Consider TikTok. The company is often described by western politicians as a “Chinese” entity. However, as I have noted before, some 60 per cent of the group is actually owned by “international” investors, overwhelmingly American. An estimated $8bn has been invested by private capital companies, including Sequoia Capital, Susquehanna, General Atlantic and Coatue Management. Mainstream investment funds such as Fidelity, T Rowe Price and BlackRock are exposed, too.

A year ago, the buzz in tech circles was that these investors were on track to reap massive profits — at least on paper. Fundraising rounds suggested ByteDance had a putative valuation of as much as $300bn, and groups such as Fidelity have reportedly been valuing it between $260bn and $320bn. 

Moreover, some key US investors told me they were confident last year that they could navigate political risks, particularly since their ranks include big donors to both Republicans and Democrats. Jeff Yass, the billionaire co-founder of Susquehanna, for example, is a huge donor to Republican groups and met Donald Trump shortly before the presidential contender reversed his stance on TikTok (Trump told CNBC they hadn’t discussed the subject).

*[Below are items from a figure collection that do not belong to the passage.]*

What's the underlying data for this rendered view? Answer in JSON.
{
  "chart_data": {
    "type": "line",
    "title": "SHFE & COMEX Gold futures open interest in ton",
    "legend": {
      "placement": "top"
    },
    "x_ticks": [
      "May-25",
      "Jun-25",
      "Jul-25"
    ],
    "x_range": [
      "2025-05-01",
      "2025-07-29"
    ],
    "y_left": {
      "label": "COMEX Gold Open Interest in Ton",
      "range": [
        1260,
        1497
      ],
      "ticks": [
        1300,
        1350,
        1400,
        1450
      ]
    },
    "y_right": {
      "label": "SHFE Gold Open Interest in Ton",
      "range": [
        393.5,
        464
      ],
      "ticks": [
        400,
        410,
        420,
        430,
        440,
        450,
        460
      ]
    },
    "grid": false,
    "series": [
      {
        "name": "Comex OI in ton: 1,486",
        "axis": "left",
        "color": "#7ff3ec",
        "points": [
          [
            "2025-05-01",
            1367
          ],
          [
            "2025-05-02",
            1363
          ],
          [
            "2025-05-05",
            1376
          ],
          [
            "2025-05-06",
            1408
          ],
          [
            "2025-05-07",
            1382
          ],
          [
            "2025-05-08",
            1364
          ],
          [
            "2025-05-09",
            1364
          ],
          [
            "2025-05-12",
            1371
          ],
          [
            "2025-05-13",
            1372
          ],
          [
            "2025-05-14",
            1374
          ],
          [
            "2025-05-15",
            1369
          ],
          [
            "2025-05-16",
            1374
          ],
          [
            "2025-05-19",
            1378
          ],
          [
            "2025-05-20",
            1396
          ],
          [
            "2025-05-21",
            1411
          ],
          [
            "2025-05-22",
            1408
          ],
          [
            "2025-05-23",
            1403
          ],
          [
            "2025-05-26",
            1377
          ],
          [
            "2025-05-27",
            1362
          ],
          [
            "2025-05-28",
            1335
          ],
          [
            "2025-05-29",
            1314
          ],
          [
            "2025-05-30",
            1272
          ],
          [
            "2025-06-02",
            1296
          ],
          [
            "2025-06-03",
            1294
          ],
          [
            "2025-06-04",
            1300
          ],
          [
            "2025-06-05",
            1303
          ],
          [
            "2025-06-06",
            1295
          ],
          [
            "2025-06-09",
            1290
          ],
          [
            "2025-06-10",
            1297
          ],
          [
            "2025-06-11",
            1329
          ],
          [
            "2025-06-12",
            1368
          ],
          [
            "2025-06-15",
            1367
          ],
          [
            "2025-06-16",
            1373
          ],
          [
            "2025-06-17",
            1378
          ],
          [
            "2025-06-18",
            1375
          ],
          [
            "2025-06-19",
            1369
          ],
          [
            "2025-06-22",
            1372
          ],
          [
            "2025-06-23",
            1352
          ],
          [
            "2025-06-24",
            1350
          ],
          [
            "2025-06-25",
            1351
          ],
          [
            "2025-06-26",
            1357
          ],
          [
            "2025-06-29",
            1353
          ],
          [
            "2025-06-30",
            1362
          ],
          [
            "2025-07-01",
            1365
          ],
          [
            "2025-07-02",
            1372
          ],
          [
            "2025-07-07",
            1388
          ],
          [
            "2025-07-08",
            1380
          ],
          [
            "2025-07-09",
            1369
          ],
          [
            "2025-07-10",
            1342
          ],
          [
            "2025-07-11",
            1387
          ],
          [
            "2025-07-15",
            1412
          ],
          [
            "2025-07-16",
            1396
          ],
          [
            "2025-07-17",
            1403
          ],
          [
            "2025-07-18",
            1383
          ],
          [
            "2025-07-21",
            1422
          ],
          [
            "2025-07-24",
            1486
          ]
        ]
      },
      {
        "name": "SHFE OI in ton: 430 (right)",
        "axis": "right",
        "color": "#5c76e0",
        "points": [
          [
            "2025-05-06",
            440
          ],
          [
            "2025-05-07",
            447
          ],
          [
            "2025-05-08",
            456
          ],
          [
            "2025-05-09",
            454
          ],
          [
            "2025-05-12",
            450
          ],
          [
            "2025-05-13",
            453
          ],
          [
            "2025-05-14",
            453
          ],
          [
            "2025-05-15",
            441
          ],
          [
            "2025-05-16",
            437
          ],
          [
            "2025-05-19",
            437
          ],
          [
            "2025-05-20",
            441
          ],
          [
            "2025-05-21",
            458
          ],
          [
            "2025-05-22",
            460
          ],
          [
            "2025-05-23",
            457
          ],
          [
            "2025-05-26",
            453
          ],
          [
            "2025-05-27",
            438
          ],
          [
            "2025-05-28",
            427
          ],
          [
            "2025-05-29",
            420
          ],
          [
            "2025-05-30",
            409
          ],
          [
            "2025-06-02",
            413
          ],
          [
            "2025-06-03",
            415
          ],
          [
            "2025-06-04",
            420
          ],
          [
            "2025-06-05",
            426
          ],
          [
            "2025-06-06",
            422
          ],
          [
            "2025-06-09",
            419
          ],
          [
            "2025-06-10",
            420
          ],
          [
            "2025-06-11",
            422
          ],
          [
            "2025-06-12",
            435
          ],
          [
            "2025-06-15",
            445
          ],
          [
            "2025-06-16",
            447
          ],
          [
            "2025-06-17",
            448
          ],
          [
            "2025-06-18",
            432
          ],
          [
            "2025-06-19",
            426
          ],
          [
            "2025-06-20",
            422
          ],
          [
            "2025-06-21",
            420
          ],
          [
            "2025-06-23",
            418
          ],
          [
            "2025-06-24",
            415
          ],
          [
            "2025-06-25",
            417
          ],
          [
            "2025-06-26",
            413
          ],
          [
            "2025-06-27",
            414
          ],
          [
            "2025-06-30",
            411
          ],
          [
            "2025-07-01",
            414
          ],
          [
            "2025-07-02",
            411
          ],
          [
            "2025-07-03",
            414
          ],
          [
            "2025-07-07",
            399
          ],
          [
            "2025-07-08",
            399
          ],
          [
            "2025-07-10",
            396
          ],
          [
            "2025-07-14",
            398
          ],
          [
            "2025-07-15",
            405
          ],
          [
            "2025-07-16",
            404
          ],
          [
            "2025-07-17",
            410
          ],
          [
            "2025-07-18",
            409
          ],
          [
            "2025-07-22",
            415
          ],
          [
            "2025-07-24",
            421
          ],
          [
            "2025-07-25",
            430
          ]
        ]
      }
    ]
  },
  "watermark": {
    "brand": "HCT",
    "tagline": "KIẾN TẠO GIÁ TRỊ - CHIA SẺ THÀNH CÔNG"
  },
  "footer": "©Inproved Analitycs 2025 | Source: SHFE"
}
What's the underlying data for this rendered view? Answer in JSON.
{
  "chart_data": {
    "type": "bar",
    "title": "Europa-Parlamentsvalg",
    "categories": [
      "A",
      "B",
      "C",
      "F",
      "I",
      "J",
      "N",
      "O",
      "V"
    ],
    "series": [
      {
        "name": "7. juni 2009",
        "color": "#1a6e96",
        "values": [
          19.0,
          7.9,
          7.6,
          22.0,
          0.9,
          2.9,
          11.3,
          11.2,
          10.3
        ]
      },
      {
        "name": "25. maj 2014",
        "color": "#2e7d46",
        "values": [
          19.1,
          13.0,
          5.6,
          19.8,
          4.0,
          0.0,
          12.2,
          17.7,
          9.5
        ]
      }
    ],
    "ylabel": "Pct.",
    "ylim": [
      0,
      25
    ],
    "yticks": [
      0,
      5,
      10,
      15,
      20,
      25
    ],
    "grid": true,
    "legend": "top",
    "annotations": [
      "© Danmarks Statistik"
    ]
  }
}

However, the new decision could vaporise billions of dollar of paper profits. Indeed, even before Wednesday’s vote, there were signals that ByteDance’s valuation had dropped. A sale to employees last autumn valued it at $223bn, and I am told some funds are marking it nearer to $180bn.

TikTok is thus partly a tale about the investment cost of geopolitical risk. But it is also one about the capricious nature of US domestic policymaking, particularly in a world where Trump’s policy stance can change on a dime, and his control over Republicans is unpredictable.

An optimist might retort that ByteDance is just an idiosyncratic case. Perhaps so: few other companies generate this level of fury from both diplomatic pundits and parents. But it would be foolish to assume that all other assets are shielded from such risks. Tech stocks, for example, have surged in value in the past year — yet no one really knows what Trump might do to Silicon Valley, if elected, or whether the giants could cope with further worsening of US-China relations. Policy risks in other sectors are rising too, from Joe Biden as well as Trump; just look at US Steel.

And while Treasury bond prices have rallied, Trump’s stance on fiscal policy — and the Federal Reserve — is another risk. Maybe a second Trump administration would repeat the pattern of the first and outsource most fiscal decision-making to the (relatively) steady hand of Steven Mnuchin, his former Treasury secretary. Perhaps a divided Congress could block fiscal expansion. But with a clean Republican sweep all bets are off, and since Mnuchin himself is apparently trying to organise a TikTok deal, he may never return to government.

Either way, the point is not that these risks exist, but that investors are daring to price Treasury bonds today not just around the short-term monetary policy outlook (which they have always done); they are also projecting the medium-to-long-term outlook — which, as Bridgewater hedge fund recently pointed out, they did not do two decades ago. This seems foolish.

It is little wonder, then, that the price of gold has hit record highs, along with its digital proxy of bitcoin. Investment theory implies that a rally in “flight to safety” assets is odd if the price of risky assets is rising, too. But the pattern makes more sense if investors need to hedge unfathomable political risk. In that sense, then, TikTok is a powerful symbol of our uncertain times in both a political and financial sense.